Meine Frage an die Kenner:
Was ist das vorgeschriebene Verhalten für Cookies, die den gleichen Name haben. Welches der gleichen Cookies darf vom Client an den Server gesendet werden?

• es werden zwei der drei gesandt
• es wird das neueste gesandt
• es wird dasjenige gesandt, das den restriktivsten Pfad hat?

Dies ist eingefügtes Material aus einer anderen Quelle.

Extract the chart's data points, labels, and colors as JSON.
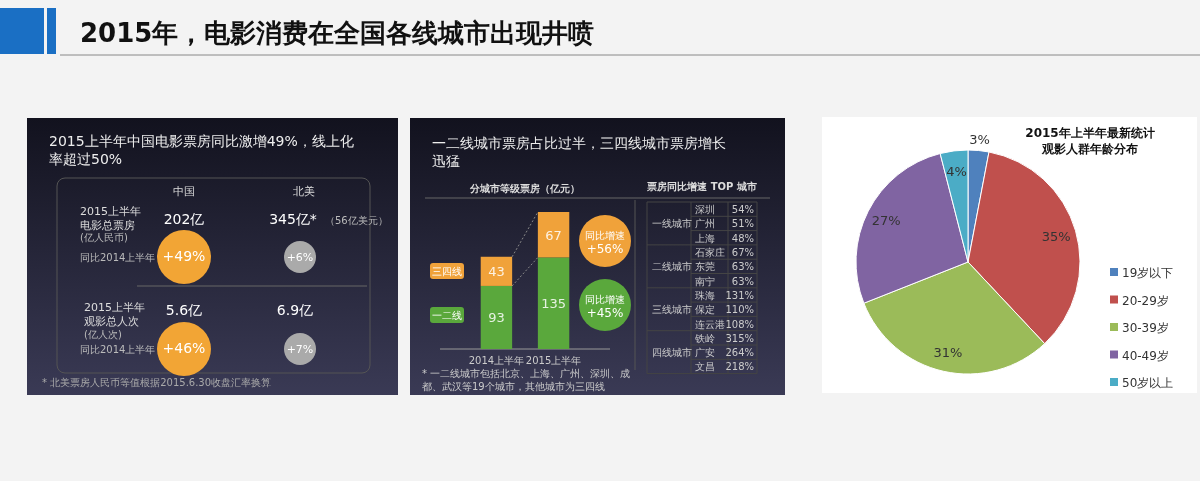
{
  "chart_data": [
    {
      "type": "other",
      "title": "2015年，电影消费在全国各线城市出现井喷"
    },
    {
      "type": "other",
      "title": "2015上半年中国电影票房同比激增49%，线上化率超过50%",
      "annotations": [
        "中国",
        "北美",
        "2015上半年",
        "电影总票房",
        "(亿人民币)",
        "同比2014上半年",
        "202亿",
        "345亿*",
        "（56亿美元）",
        "+49%",
        "+6%",
        "2015上半年",
        "观影总人次",
        "(亿人次)",
        "同比2014上半年",
        "5.6亿",
        "6.9亿",
        "+46%",
        "+7%",
        "* 北美票房人民币等值根据2015.6.30收盘汇率换算"
      ]
    },
    {
      "type": "bar",
      "stacked": true,
      "title": "一二线城市票房占比过半，三四线城市票房增长迅猛",
      "subtitle": "分城市等级票房（亿元）",
      "categories": [
        "2014上半年",
        "2015上半年"
      ],
      "data_labels": true,
      "legend": "left",
      "series": [
        {
          "name": "一二线",
          "color": "#5aa83c",
          "values": [
            93,
            135
          ]
        },
        {
          "name": "三四线",
          "color": "#f0a23a",
          "values": [
            43,
            67
          ]
        }
      ],
      "annotations": [
        "同比增速 +56%",
        "同比增速 +45%",
        "* 一二线城市包括北京、上海、广州、深圳、成都、武汉等19个城市，其他城市为三四线"
      ]
    },
    {
      "type": "other",
      "title": "票房同比增速 TOP 城市",
      "categories": [
        "深圳",
        "广州",
        "上海",
        "石家庄",
        "东莞",
        "南宁",
        "珠海",
        "保定",
        "连云港",
        "铁岭",
        "广安",
        "文昌"
      ],
      "values": [
        54,
        51,
        48,
        67,
        63,
        63,
        131,
        110,
        108,
        315,
        264,
        218
      ],
      "value_labels": [
        "54%",
        "51%",
        "48%",
        "67%",
        "63%",
        "63%",
        "131%",
        "110%",
        "108%",
        "315%",
        "264%",
        "218%"
      ],
      "annotations": [
        "一线城市",
        "二线城市",
        "三线城市",
        "四线城市"
      ]
    },
    {
      "type": "pie",
      "title": "2015年上半年最新统计观影人群年龄分布",
      "categories": [
        "19岁以下",
        "20-29岁",
        "30-39岁",
        "40-49岁",
        "50岁以上"
      ],
      "values": [
        3,
        35,
        31,
        27,
        4
      ],
      "value_labels": [
        "3%",
        "35%",
        "31%",
        "27%",
        "4%"
      ],
      "colors": [
        "#4f81bd",
        "#c0504d",
        "#9bbb59",
        "#8064a2",
        "#4bacc6"
      ],
      "data_labels": true,
      "legend": "right"
    }
  ]
}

Ich könnte das jetzt recherchieren. Meine Erfahrung mit dem Standard rät mir aber, euch hier auch zu konsultieren.

Stelle mal die relevanten Stellen des Regelwerks zusammen:

A) Wenn kein Pfad gesetzt wird:
Path    Defaults to the path of the request URL that generated the
           Set-Cookie2 response, up to and including the right-most /.
Beispiel 1:
  URI: http://example.org/this/path
resultiert in
  Path: /this/

Beispiel 2:
  URI: http://example.org/this.resource
resultiert in
  Path: /

B) Ein UA darf ein Cookie nicht speichern wenn (unter anderem)
A user agent rejects (SHALL NOT store its information) ... any of the following is true of the attributes explicitly present in the Set-Cookie2 response header:
      *  The value for the Path attribute is not a prefix of the
         request-URI.

Beispiel:
  Request URI: http://example.org/this/file
muss folgende Cookies verwerfen
  Path: /that/
  Path: /that

C) Bestehendes Cookie ersetzen:
3.3.3  Cookie Management  If a user agent receives a Set-Cookie2
   response header whose NAME is the same as that of a cookie it has
   previously stored, the new cookie supersedes the old when: the old
   and new Domain attribute values compare equal, using a case-
   insensitive string-compare; and, the old and new Path attribute
   values string-compare equal (case-sensitive).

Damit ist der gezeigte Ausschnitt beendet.